Of all the new tracks, however, ‘More Than Silence’, with its juggernaut John Hughes movie production and massive radio-ready chorus, sounds the most like a hit single. If bands as old as Culture Club were allowed to have hit singles any more, that is.

Of the back catalogue, it isn’t always the most obvious mega-hits that land the biggest blow. For example, it’s somehow telling that it’s during ‘Miss Me Blind’, and not that corny old albatross ‘Karma Chameleon’, that someone faints and I have to help her to her feet.

The often-derided ‘War Song’ (which provided low-hanging fruit for Kenny Everett’s cruel parody) makes a surprise appearance, in a ‘reconstructed’ form (slow, ballad-like verses and uptempo calypso chorus, with a snatch of Frankie’s ‘Two Tribes’ thrown in).

The ones that really give me shivers are Colour By Numbers gospel-pop showpiece ‘Black Money’, on which it takes three women to do original co-vocalist Helen Terry’s still-astonishing job, and the untouchable ‘Do You Really Want To Hurt Me’, on which George’s voice, huskier now and inclined to dodge the higher notes, but still impossibly gorgeous, breaks our hearts all over again.

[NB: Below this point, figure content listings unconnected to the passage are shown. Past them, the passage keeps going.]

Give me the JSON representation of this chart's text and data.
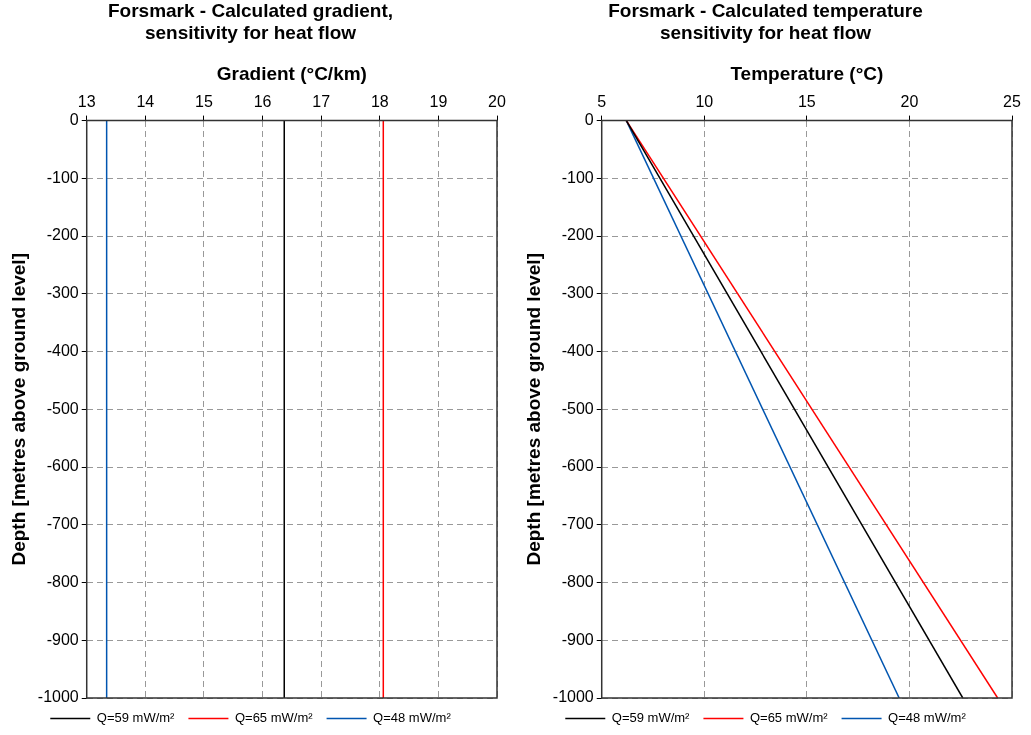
{
  "chart_data": [
    {
      "type": "line",
      "title": "Forsmark - Calculated gradient,\nsensitivity for heat flow",
      "xlabel": "Gradient (°C/km)",
      "ylabel": "Depth [metres above ground level]",
      "xlim": [
        13,
        20
      ],
      "xticks": [
        13,
        14,
        15,
        16,
        17,
        18,
        19,
        20
      ],
      "ylim": [
        -1000,
        0
      ],
      "yticks": [
        0,
        -100,
        -200,
        -300,
        -400,
        -500,
        -600,
        -700,
        -800,
        -900,
        -1000
      ],
      "grid": true,
      "legend": "bottom",
      "marker": "none",
      "line_style": "solid",
      "series": [
        {
          "name": "Q=59 mW/m²",
          "color": "#000000",
          "x": [
            16.37,
            16.37
          ],
          "values": [
            0,
            -1000
          ]
        },
        {
          "name": "Q=65 mW/m²",
          "color": "#ff0000",
          "x": [
            18.06,
            18.06
          ],
          "values": [
            0,
            -1000
          ]
        },
        {
          "name": "Q=48 mW/m²",
          "color": "#0055b0",
          "x": [
            13.34,
            13.34
          ],
          "values": [
            0,
            -1000
          ]
        }
      ]
    },
    {
      "type": "line",
      "title": "Forsmark - Calculated temperature\nsensitivity for heat flow",
      "xlabel": "Temperature (°C)",
      "ylabel": "Depth [metres above ground level]",
      "xlim": [
        5,
        25
      ],
      "xticks": [
        5,
        10,
        15,
        20,
        25
      ],
      "ylim": [
        -1000,
        0
      ],
      "yticks": [
        0,
        -100,
        -200,
        -300,
        -400,
        -500,
        -600,
        -700,
        -800,
        -900,
        -1000
      ],
      "grid": true,
      "legend": "bottom",
      "marker": "none",
      "line_style": "solid",
      "series": [
        {
          "name": "Q=59 mW/m²",
          "color": "#000000",
          "x": [
            6.2,
            22.6
          ],
          "values": [
            0,
            -1000
          ]
        },
        {
          "name": "Q=65 mW/m²",
          "color": "#ff0000",
          "x": [
            6.2,
            24.3
          ],
          "values": [
            0,
            -1000
          ]
        },
        {
          "name": "Q=48 mW/m²",
          "color": "#0055b0",
          "x": [
            6.2,
            19.5
          ],
          "values": [
            0,
            -1000
          ]
        }
      ]
    }
  ]
}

But I could write a whole alternate setlist of unplayed songs that would slay me in just the same way: ‘That’s The Way (I’m Only Trying To Help You)’, ‘Mistake No.3’, ‘Victims’, ‘White Boy’, ‘The Medal Song’, ‘Time (Clock Of The Heart)’… proof of a richer back catalogue than they are normally credited with having. Culture Club always ran deeper than surface froth.

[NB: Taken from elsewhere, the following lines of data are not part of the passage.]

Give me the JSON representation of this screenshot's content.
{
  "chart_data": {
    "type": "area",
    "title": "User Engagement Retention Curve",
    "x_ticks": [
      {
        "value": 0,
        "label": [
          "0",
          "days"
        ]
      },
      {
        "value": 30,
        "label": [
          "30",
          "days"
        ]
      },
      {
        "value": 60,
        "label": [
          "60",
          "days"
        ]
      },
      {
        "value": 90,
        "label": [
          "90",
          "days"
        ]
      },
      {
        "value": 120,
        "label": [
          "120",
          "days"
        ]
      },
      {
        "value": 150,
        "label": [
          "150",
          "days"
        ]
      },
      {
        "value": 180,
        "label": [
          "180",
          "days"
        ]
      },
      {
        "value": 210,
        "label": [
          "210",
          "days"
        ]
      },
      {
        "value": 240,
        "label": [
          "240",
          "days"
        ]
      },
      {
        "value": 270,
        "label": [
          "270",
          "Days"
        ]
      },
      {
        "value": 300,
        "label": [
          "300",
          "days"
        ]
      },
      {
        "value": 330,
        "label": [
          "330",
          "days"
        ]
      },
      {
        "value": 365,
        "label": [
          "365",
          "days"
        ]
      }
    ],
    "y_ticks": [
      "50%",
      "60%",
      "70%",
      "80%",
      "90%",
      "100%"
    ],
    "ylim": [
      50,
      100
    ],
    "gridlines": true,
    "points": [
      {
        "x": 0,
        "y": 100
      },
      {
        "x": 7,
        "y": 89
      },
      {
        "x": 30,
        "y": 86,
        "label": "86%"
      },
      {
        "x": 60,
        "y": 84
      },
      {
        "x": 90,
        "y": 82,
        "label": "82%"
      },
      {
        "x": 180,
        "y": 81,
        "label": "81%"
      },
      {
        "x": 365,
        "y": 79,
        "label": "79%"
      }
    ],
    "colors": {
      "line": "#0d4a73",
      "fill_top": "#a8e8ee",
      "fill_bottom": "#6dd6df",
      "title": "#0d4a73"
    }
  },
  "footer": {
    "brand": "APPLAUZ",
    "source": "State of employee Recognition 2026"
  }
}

As they encore with ‘It’s A Miracle’, I glance around again, and my inner fifteen-year-old from Thatcher’s second term takes another zoom-forward look through that time telescope to the present. I wonder what I’d have made of it all. George may not have been the most saintly of guardian angels – half the time, he didn’t do the greatest job of looking after himself, never mind anyone else – but we all turned out OK. Didn’t we?